Vincent van Gogh´s A Pair of Shoes: An Attempt at an Interpretation

This study suggests a number of new interpretations of van Gogh's work A Pair of Shoes. This new reading of the painting also discusses the dispute over interpretation that took place between Martin Heidegger, Meyer Schapiro and Jacques Derrida. Van Gogh painted the work during his stay in Paris, evidently in 1886. In the second half of the 19th century ordinary clothing was an important unifying element of the time; even shoes carried meaning as an indicator of social status. In this respect clogs are the predominant feature of the painter's works from the countryside. In his urban works, various kinds of leather shoes can be seen, which implies that A Pair of Shoes is most likely associated with an urban setting. Heidegger writes about van Gogh in his book Der Ursprung des Kunstwerkes. It is often mistakenly assumed that Heidegger here attributes the shoes in the painting to a peasant woman. Schapiro reacted to Heidegger's essay by using evidence from art history to show that the shoes belonged to van Gogh and that the painting was a metonymic self-portrait. The ‘debate’ was ended by Derrida. He found Schapiro's text to be over-simplified, therby enabling Schapiro to penetrate to the core of Heidegger's thinking more easily. Schapiro's argument uses important quotations from the literature of the time (Hamsun, Flaubert), as in his opinion these bring us closer to van Gogh's own understanding of the shoes.

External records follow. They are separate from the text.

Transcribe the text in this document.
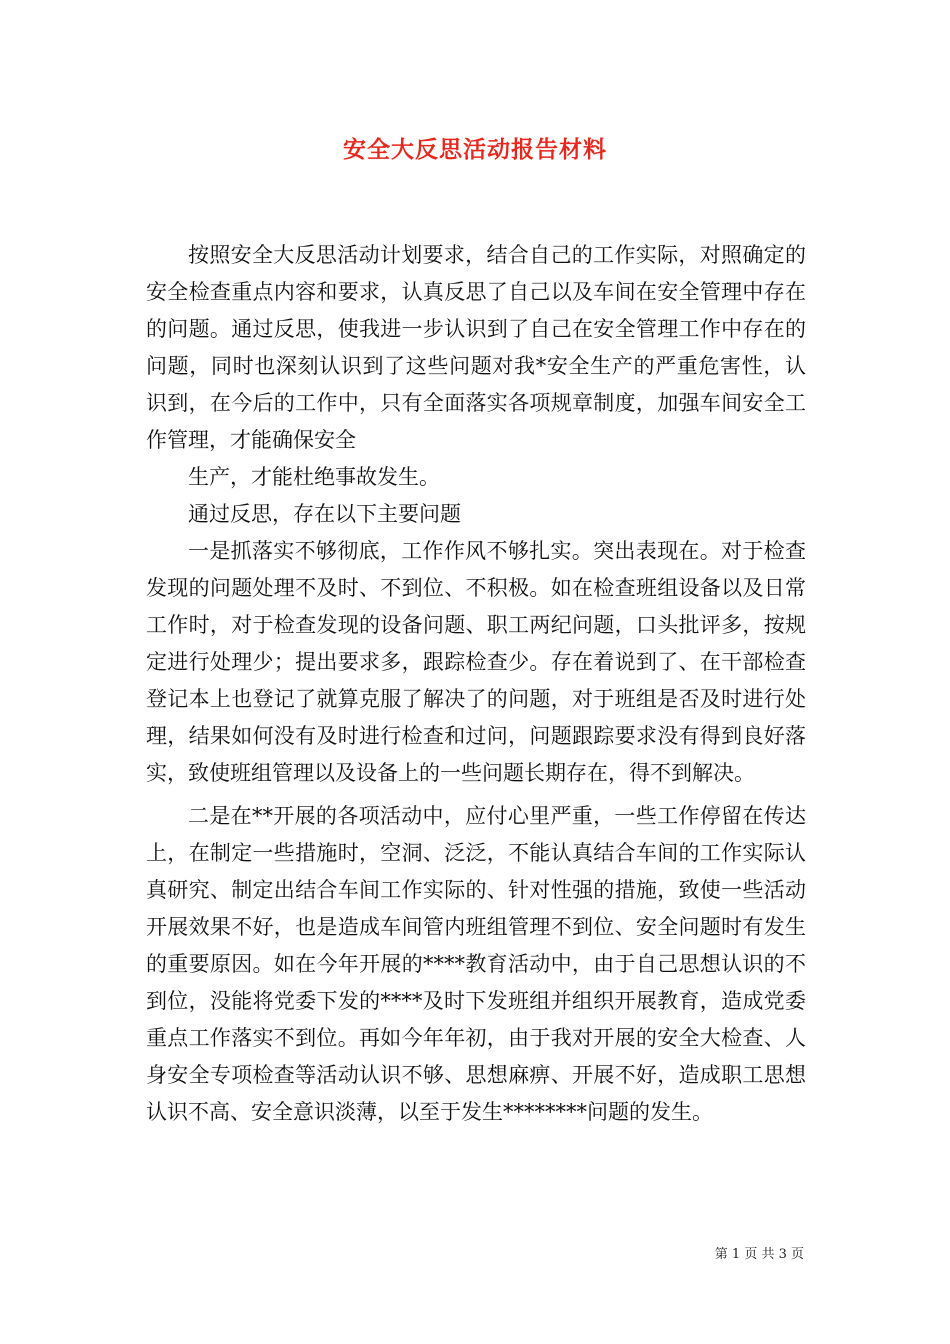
安全大反思活动报告材料

按照安全大反思活动计划要求，结合自己的工作实际，对照确定的安全检查重点内容和要求，认真反思了自己以及车间在安全管理中存在的问题。通过反思，使我进一步认识到了自己在安全管理工作中存在的问题，同时也深刻认识到了这些问题对我*安全生产的严重危害性，认识到，在今后的工作中，只有全面落实各项规章制度，加强车间安全工作管理，才能确保安全

生产，才能杜绝事故发生。

通过反思，存在以下主要问题

一是抓落实不够彻底，工作作风不够扎实。突出表现在。对于检查发现的问题处理不及时、不到位、不积极。如在检查班组设备以及日常工作时，对于检查发现的设备问题、职工两纪问题，口头批评多，按规定进行处理少；提出要求多，跟踪检查少。存在着说到了、在干部检查登记本上也登记了就算克服了解决了的问题，对于班组是否及时进行处理，结果如何没有及时进行检查和过问，问题跟踪要求没有得到良好落实，致使班组管理以及设备上的一些问题长期存在，得不到解决。

二是在**开展的各项活动中，应付心里严重，一些工作停留在传达上，在制定一些措施时，空洞、泛泛，不能认真结合车间的工作实际认真研究、制定出结合车间工作实际的、针对性强的措施，致使一些活动开展效果不好，也是造成车间管内班组管理不到位、安全问题时有发生的重要原因。如在今年开展的****教育活动中，由于自己思想认识的不到位，没能将党委下发的****及时下发班组并组织开展教育，造成党委重点工作落实不到位。再如今年年初，由于我对开展的安全大检查、人身安全专项检查等活动认识不够、思想麻痹、开展不好，造成职工思想认识不高、安全意识淡薄，以至于发生********问题的发生。

第 1 页 共 3 页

However, it still hasn't been confirmed that van Gogh knew these texts. It seems more probable that van Gogh drew on some of the hypotheses about old shoes in Thomas Carlyle's book Sartor Resartus. Another, so far unexplored source may be Victor Hugo's novel The Hunchback of Notre-Dame, in which an allusion to shoes is found in the conversation between two brothers that corresponds more closely to van Gogh's picture. Gustav Doré's engraving Houndsditch, which van Gogh knew well, is also offered as a ‘direct’ source for the representation. This image of shoes is an important work, documenting the pull of modern art towards Dingliebe, when an ordinary thing moves to be the focus of attention. In its way this is a culmination of the "anatomy of objects" carried out by some of the cubists.